Oh, crap. No one told me that.
He asked me to lift all 40 pounds of Capone onto the shiny
silver table. He proceeded to clean his ears and pretend to clip his paws,
talking the whole time. “His energy is off the charts. He needs to learn how to
behave around other dogs. He needs social skills to understand appropriate
behavior.”
He looked over his shoulder at dogs in the outdoor play
area. A spaniel jumped on another dog and proceeded to hump it.
“He belongs out there.”
I felt tears prick behind my eyes. “Are you saying he’s a bad dog?”
He looked shocked. “No. He’s a good dog. He just needs to
spend more time with dogs his age. He needs to be corrected so he can learn the
right way to behave.”
Capone snuggled close to me and licked my neck. “He’s not a bad dog.”
Ever since we got Capone, I knew we were embarking on
unknown territory. We’d never had a puppy. We didn’t know much about dogs at
all, but we were trying. And so far Capone was pretty good about 95% of the
time. Not bad for a puppy with off the charts energy levels.
We went to the scale and it took Luke several tries to
understand he had to sit on it. Even then he didn’t really cooperate. It took
three people feeding him treats for him to stay. Capone hopped up and sat down
right away.
“He hopped right up,” said the instructor. “Good boy,
Capone.”
I mentally stuck my tongue out at No Brows. Capone positively
preened.
“He knows ‘sit’, ‘stay’, ‘lie down’, ‘come’, and ‘off’.”

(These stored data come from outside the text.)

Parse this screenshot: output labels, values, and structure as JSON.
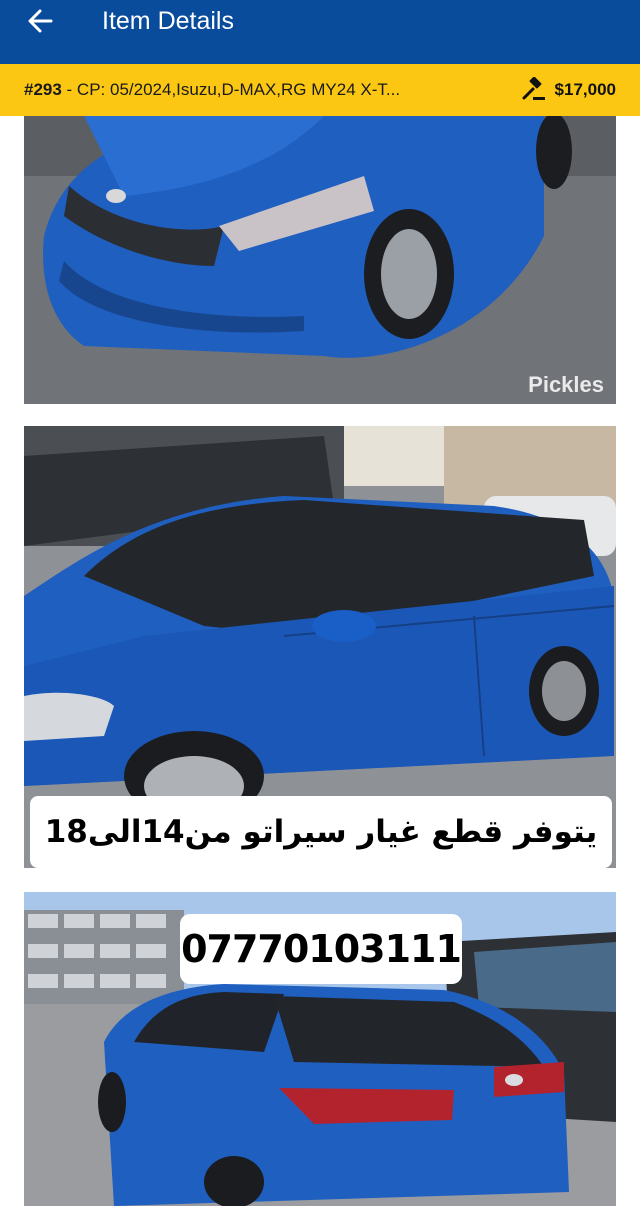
{
  "header": {
    "title": "Item Details",
    "back_icon": "arrow-left-icon"
  },
  "listing": {
    "lot_number": "#293",
    "lot_description": " - CP: 05/2024,Isuzu,D-MAX,RG MY24 X-T...",
    "price": "$17,000",
    "auction_icon": "gavel-icon"
  },
  "photos": [
    {
      "watermark": "Pickles"
    },
    {
      "overlay_text": "يتوفر قطع غيار سيراتو من14الى18"
    },
    {
      "overlay_text": "07770103111"
    }
  ],
  "colors": {
    "appbar": "#0a4c9c",
    "infobar": "#fbc713",
    "car_blue": "#1f5fc0"
  }
}
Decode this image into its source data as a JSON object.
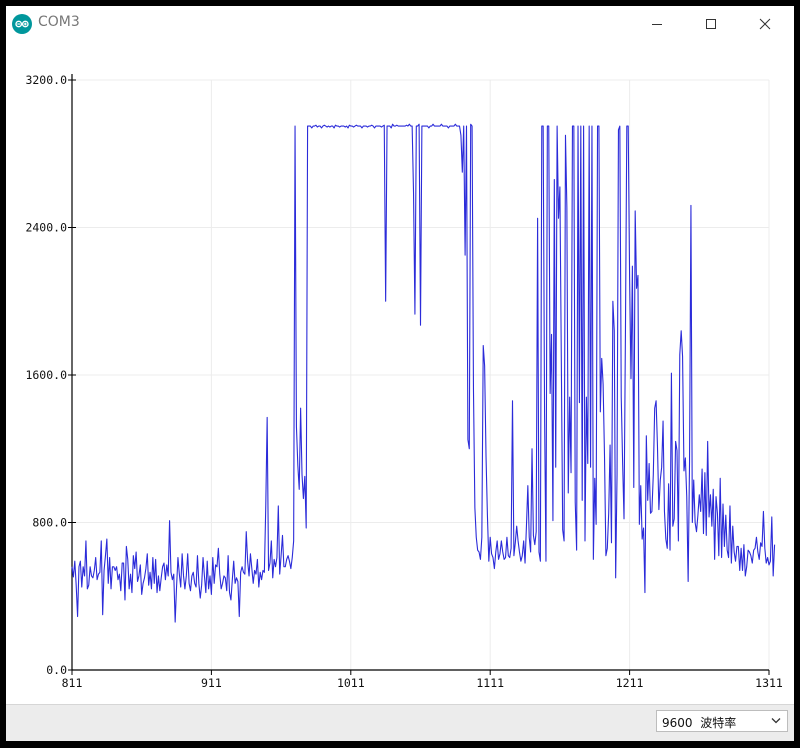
{
  "window": {
    "title": "COM3",
    "icons": {
      "app": "arduino-logo-icon",
      "minimize": "minimize-icon",
      "maximize": "maximize-icon",
      "close": "close-icon"
    }
  },
  "footer": {
    "baud_value": "9600",
    "baud_unit": "波特率",
    "chevron_icon": "chevron-down-icon"
  },
  "colors": {
    "series": "#2b2bd9",
    "grid": "#ececec",
    "axis": "#000000",
    "app_icon": "#00979c"
  },
  "chart_data": {
    "type": "line",
    "xlim": [
      811,
      1311
    ],
    "ylim": [
      0,
      3200
    ],
    "x_ticks": [
      811,
      911,
      1011,
      1111,
      1211,
      1311
    ],
    "y_ticks": [
      0,
      800,
      1600,
      2400,
      3200
    ],
    "x_tick_labels": [
      "811",
      "911",
      "1011",
      "1111",
      "1211",
      "1311"
    ],
    "y_tick_labels": [
      "0.0",
      "800.0",
      "1600.0",
      "2400.0",
      "3200.0"
    ],
    "grid": true,
    "series": [
      {
        "x_start": 811,
        "x_step": 1,
        "values": [
          560,
          505,
          590,
          460,
          290,
          560,
          590,
          450,
          560,
          510,
          700,
          440,
          460,
          560,
          510,
          500,
          540,
          610,
          490,
          520,
          530,
          700,
          300,
          540,
          620,
          710,
          470,
          610,
          440,
          560,
          560,
          540,
          560,
          490,
          520,
          430,
          580,
          580,
          380,
          670,
          600,
          440,
          520,
          420,
          620,
          550,
          640,
          480,
          510,
          570,
          410,
          470,
          500,
          550,
          630,
          460,
          530,
          440,
          610,
          470,
          600,
          420,
          510,
          430,
          500,
          560,
          580,
          490,
          570,
          510,
          810,
          530,
          490,
          520,
          260,
          450,
          610,
          520,
          450,
          630,
          510,
          440,
          510,
          630,
          470,
          430,
          510,
          530,
          470,
          450,
          620,
          470,
          390,
          460,
          610,
          510,
          420,
          590,
          440,
          510,
          410,
          610,
          470,
          570,
          560,
          660,
          520,
          440,
          470,
          510,
          500,
          430,
          620,
          420,
          380,
          490,
          590,
          470,
          500,
          480,
          290,
          530,
          560,
          530,
          520,
          750,
          590,
          510,
          630,
          550,
          470,
          540,
          520,
          600,
          450,
          530,
          490,
          540,
          530,
          890,
          1370,
          540,
          580,
          700,
          500,
          600,
          560,
          610,
          890,
          520,
          620,
          730,
          560,
          560,
          600,
          620,
          590,
          550,
          610,
          700,
          2950,
          1320,
          1110,
          980,
          1420,
          1060,
          930,
          1050,
          770,
          2950,
          2950,
          2950,
          2940,
          2950,
          2950,
          2955,
          2945,
          2950,
          2950,
          2940,
          2950,
          2955,
          2950,
          2945,
          2950,
          2945,
          2950,
          2950,
          2940,
          2955,
          2950,
          2950,
          2945,
          2950,
          2950,
          2950,
          2945,
          2950,
          2940,
          2955,
          2950,
          2950,
          2945,
          2950,
          2955,
          2950,
          2950,
          2950,
          2940,
          2950,
          2950,
          2950,
          2945,
          2950,
          2950,
          2955,
          2950,
          2940,
          2950,
          2950,
          2950,
          2950,
          2945,
          2950,
          2955,
          2000,
          2950,
          2950,
          2950,
          2940,
          2960,
          2950,
          2950,
          2955,
          2950,
          2950,
          2950,
          2950,
          2950,
          2950,
          2955,
          2950,
          2960,
          2950,
          2950,
          2590,
          1930,
          2950,
          2950,
          2960,
          1870,
          2950,
          2950,
          2950,
          2950,
          2950,
          2940,
          2950,
          2950,
          2960,
          2950,
          2950,
          2950,
          2950,
          2950,
          2960,
          2950,
          2950,
          2950,
          2950,
          2940,
          2950,
          2950,
          2950,
          2950,
          2960,
          2950,
          2950,
          2950,
          2900,
          2700,
          2950,
          2250,
          2950,
          1250,
          1200,
          2960,
          2950,
          1520,
          880,
          720,
          650,
          640,
          600,
          720,
          1760,
          1650,
          1160,
          840,
          590,
          720,
          630,
          610,
          550,
          640,
          700,
          600,
          630,
          700,
          640,
          600,
          610,
          720,
          620,
          610,
          660,
          1460,
          620,
          690,
          780,
          700,
          640,
          590,
          620,
          700,
          580,
          780,
          1000,
          720,
          640,
          1200,
          730,
          680,
          750,
          2450,
          640,
          590,
          2950,
          2950,
          1390,
          590,
          2950,
          2950,
          1500,
          1820,
          810,
          2660,
          1100,
          2950,
          2450,
          2620,
          1700,
          760,
          700,
          2900,
          2510,
          960,
          1480,
          1070,
          2950,
          2950,
          910,
          650,
          2950,
          1450,
          2950,
          920,
          2950,
          700,
          1480,
          1120,
          2950,
          1100,
          2950,
          600,
          1040,
          790,
          2950,
          2950,
          1400,
          1690,
          1550,
          1160,
          620,
          660,
          850,
          1220,
          690,
          2000,
          1840,
          500,
          1060,
          2930,
          2950,
          1480,
          1120,
          820,
          1820,
          2950,
          2950,
          2130,
          1580,
          2190,
          990,
          2490,
          2070,
          2140,
          790,
          1000,
          710,
          770,
          420,
          1270,
          920,
          1120,
          850,
          860,
          1060,
          1420,
          1460,
          1210,
          870,
          1030,
          1100,
          1350,
          860,
          710,
          660,
          1010,
          650,
          1610,
          780,
          820,
          1240,
          1190,
          700,
          1710,
          1840,
          1700,
          1080,
          1150,
          940,
          480,
          1130,
          2520,
          800,
          1030,
          800,
          750,
          840,
          950,
          860,
          1090,
          740,
          1070,
          730,
          1240,
          830,
          950,
          780,
          980,
          600,
          940,
          850,
          620,
          1040,
          610,
          900,
          670,
          840,
          650,
          610,
          890,
          580,
          780,
          640,
          590,
          670,
          670,
          540,
          660,
          540,
          680,
          510,
          560,
          650,
          640,
          620,
          580,
          650,
          660,
          720,
          640,
          600,
          690,
          670,
          860,
          660,
          580,
          610,
          570,
          590,
          830,
          510,
          680
        ]
      }
    ]
  }
}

As soon as I said, “Off,” Capone stepped off the scale. The
instructor was impressed, and victory tasted so sweet.
At the agility training, Capone kicked Luke’s hairy little butt again. He
walked up and down ramps and steps and different surfaces with ease. He was an
agility genius.
“He’s doing well for his second week,” said the instructor.
“It’s his first week,”
I said, a little smugly.
I couldn’t resist smirking at No Brows. Luke kept forgetting
what he was doing and turning around in the middle of the obstacles. It was
hard not to laugh at the expression on her face.
“The breeder gave me the wrong puppy,” she said to the
instructor.
“Our breeder gave us the right
one,” I whispered under my breath. My son giggled.
Suddenly, it hit me. Puppy owners were the canine
equivalents of Dance Moms. The bragging, posturing, and competitiveness was
(like Capone’s energy levels), off the charts.
A woman came in with four white Westies. She scowled at me
when I said, “Hello.” After our class, we took Capone to the dog walk area to
relieve himself. She came out with first one dog, then another identical dog. I
smiled and tried again.
“It’s like déjà vu,” I said. “Weren’t you just here with different dog?”
She didn’t even look at me. “I have no idea when you saw me
last.” She turned on her heel and went back into the center.
Whoa. The Wicked Witch of the Westies.
“People are snobs here,” said my son. “Dog snobs.”
“There were nice people here, too,” said my other son.
We’d be back in a few days for our orientation, then for
obedience training, and eventually for Doggy Daycare. Capone chose that moment
to squat under a pine tree.
“Good dog,” we all said at once.
Capone exhausted after his fist day of Puppy Preschool.